不是那种温和慈爱的笑,而是更加复杂,更加深沉,带着某种欣赏和评估意味的笑。
“因为你有潜力,小雨。”他说,声音依然温和,但内容却开始变得冰冷,“我从第一眼看到你,就知道你不是普通的孩子。你在那种环境下活下来,本身就证明了你的坚韧和求生欲。而后来,你展现出的那种对力量的渴望,那种为了变强可以忍受一切痛苦的意志那正是我最需要的品质。”

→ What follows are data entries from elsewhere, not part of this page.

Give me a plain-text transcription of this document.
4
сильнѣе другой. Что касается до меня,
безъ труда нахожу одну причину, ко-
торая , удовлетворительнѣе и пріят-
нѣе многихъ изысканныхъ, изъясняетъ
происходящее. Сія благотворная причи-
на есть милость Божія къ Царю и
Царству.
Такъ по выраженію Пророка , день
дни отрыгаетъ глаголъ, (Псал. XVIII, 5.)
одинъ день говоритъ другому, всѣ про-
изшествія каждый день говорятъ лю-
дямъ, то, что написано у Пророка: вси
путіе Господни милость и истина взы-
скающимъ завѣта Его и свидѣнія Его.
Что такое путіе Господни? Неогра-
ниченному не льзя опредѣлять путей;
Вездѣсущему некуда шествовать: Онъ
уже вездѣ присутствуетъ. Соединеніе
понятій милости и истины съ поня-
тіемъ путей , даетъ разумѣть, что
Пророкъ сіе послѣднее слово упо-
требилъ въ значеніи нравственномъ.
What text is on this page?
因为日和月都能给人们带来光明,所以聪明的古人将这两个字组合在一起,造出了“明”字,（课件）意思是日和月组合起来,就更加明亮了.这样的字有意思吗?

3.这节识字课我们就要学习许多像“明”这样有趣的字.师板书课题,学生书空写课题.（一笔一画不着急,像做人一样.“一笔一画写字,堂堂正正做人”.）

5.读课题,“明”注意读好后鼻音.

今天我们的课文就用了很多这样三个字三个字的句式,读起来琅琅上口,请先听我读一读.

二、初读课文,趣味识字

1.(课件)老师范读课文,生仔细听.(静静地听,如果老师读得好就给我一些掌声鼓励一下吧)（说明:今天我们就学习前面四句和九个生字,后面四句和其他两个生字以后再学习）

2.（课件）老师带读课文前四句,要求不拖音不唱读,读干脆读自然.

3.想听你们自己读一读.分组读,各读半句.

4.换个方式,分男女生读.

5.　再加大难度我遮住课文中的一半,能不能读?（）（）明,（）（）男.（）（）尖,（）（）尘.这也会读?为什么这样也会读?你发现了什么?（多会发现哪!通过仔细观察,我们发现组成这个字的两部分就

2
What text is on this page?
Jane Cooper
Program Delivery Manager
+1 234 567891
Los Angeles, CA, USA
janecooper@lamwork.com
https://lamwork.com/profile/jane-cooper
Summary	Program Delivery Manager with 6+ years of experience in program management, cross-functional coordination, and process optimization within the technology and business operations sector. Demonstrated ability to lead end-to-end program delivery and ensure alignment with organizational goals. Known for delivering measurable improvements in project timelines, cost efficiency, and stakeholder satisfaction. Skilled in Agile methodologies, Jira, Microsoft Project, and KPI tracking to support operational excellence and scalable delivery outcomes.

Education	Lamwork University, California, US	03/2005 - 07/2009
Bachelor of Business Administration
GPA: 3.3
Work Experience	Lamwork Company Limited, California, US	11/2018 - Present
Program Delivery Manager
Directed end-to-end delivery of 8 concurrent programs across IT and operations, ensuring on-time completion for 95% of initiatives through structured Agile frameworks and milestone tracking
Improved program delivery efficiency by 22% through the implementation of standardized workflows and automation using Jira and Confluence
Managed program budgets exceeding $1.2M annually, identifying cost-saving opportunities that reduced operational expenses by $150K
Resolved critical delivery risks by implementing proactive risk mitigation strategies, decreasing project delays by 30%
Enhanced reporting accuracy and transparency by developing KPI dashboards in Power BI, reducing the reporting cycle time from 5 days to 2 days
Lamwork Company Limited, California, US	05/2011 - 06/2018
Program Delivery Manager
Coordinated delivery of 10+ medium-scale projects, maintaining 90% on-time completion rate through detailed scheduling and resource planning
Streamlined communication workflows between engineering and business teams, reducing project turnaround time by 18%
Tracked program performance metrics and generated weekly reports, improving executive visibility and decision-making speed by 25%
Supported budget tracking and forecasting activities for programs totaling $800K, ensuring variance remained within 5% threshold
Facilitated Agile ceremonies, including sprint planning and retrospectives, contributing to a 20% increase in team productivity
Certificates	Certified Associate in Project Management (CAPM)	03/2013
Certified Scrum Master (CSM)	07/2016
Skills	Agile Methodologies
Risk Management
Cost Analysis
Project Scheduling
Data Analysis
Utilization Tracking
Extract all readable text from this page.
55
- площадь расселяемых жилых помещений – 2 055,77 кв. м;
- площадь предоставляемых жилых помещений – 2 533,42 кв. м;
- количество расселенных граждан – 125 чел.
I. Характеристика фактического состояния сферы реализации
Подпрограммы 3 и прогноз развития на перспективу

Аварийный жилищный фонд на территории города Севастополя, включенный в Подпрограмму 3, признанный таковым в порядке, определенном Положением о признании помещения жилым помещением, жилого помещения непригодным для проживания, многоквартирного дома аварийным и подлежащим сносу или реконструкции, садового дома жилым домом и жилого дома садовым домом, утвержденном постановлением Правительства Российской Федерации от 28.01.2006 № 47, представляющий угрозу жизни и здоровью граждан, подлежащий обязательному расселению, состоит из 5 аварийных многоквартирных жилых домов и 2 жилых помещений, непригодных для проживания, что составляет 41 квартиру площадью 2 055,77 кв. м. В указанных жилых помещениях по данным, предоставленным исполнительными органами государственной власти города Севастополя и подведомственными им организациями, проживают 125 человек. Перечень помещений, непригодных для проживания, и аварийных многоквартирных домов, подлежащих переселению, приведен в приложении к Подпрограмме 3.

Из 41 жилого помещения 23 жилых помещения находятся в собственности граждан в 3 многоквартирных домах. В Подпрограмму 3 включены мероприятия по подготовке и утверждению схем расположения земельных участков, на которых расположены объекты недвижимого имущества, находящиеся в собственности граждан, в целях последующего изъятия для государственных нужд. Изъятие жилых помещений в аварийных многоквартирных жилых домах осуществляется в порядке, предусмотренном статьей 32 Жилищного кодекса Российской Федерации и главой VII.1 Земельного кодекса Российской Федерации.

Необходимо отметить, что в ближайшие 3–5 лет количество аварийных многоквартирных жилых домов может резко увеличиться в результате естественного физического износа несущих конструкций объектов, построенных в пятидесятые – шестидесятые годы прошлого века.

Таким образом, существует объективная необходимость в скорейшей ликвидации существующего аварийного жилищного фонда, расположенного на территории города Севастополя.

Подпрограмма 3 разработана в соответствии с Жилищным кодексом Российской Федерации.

他站起身,走到落地窗前,背对着时雨,看着窗外的雪景。
“这个世界,充满了软弱和妥协。大多数人被情感束缚,被道德绑架,被所谓的‘人性’拖累。他们无法做出最理性的选择,无法为了更大的目标牺牲小我。”
他转过身,重新看向时雨。
绿色的眼眸里,此刻闪烁着一种近乎狂热的、理性的光芒
“但你不一样,小雨。你像一张白纸,没有被世俗的价值观污染。你只相信你亲眼所见、亲身所感的东西。而我对你的‘好’,是你唯一感受过的‘善意’。所以,你会忠诚于我,会无条件地执行我的命令,会为了‘报恩’而拼尽全力。”
他走到时雨面前,轻轻抬起手,想要摸她的头。
但时雨后退了一步,避开了。
奥拓蔑洛夫的手停在半空,但他没有生气,只是笑了笑,收回了手。
“看,这就是你的另一个优点——敏锐。你已经察觉到,我对你的‘好’,不是毫无代价的。”
他走回书桌后,坐下,双手交叉放在桌面上。
“是的,小雨。我培养你,训练你,给你一切,是因为我需要一把‘刀’。一把锋利、精准、听话,且不会因为道德或情感而犹豫的‘刀’。而你,就是那把最完美的刀。”
他说这些话的时候,语气平静,像是在陈述一个再自然不过的事实。
没有愧疚,没有掩饰,甚至没有一丝一毫的“欺骗了孩子”的自觉。
因为他从来不觉得这是欺骗。
这只是投资。
在一件有潜力的“工具”上进行投资,然后期待它回报最大的价值
仅此而已。
年幼的时雨此刻正站在书房门口,听着另一个“自己”和奥拓蔑洛夫的对话。
她的脸上,依然没有什么表情。
但那双眼睛里,有什么东西碎了。
像是冰面终于承受不住重量,裂开了无数细密的纹路,然后“哗啦”一声,彻底崩塌。
她转身,跑出了书房。
脚步声在走廊里回荡,急促,凌乱,像是想要逃离什么可怕的东西。
奥拓蔑洛夫没有追出去。
他只是坐在书桌后,看着书房门口,轻轻叹了口气。
“还是太年轻了。”他低声自语,“需要再多一点时间,让她接受现实。”
然后,他重新拿起文件,继续阅读。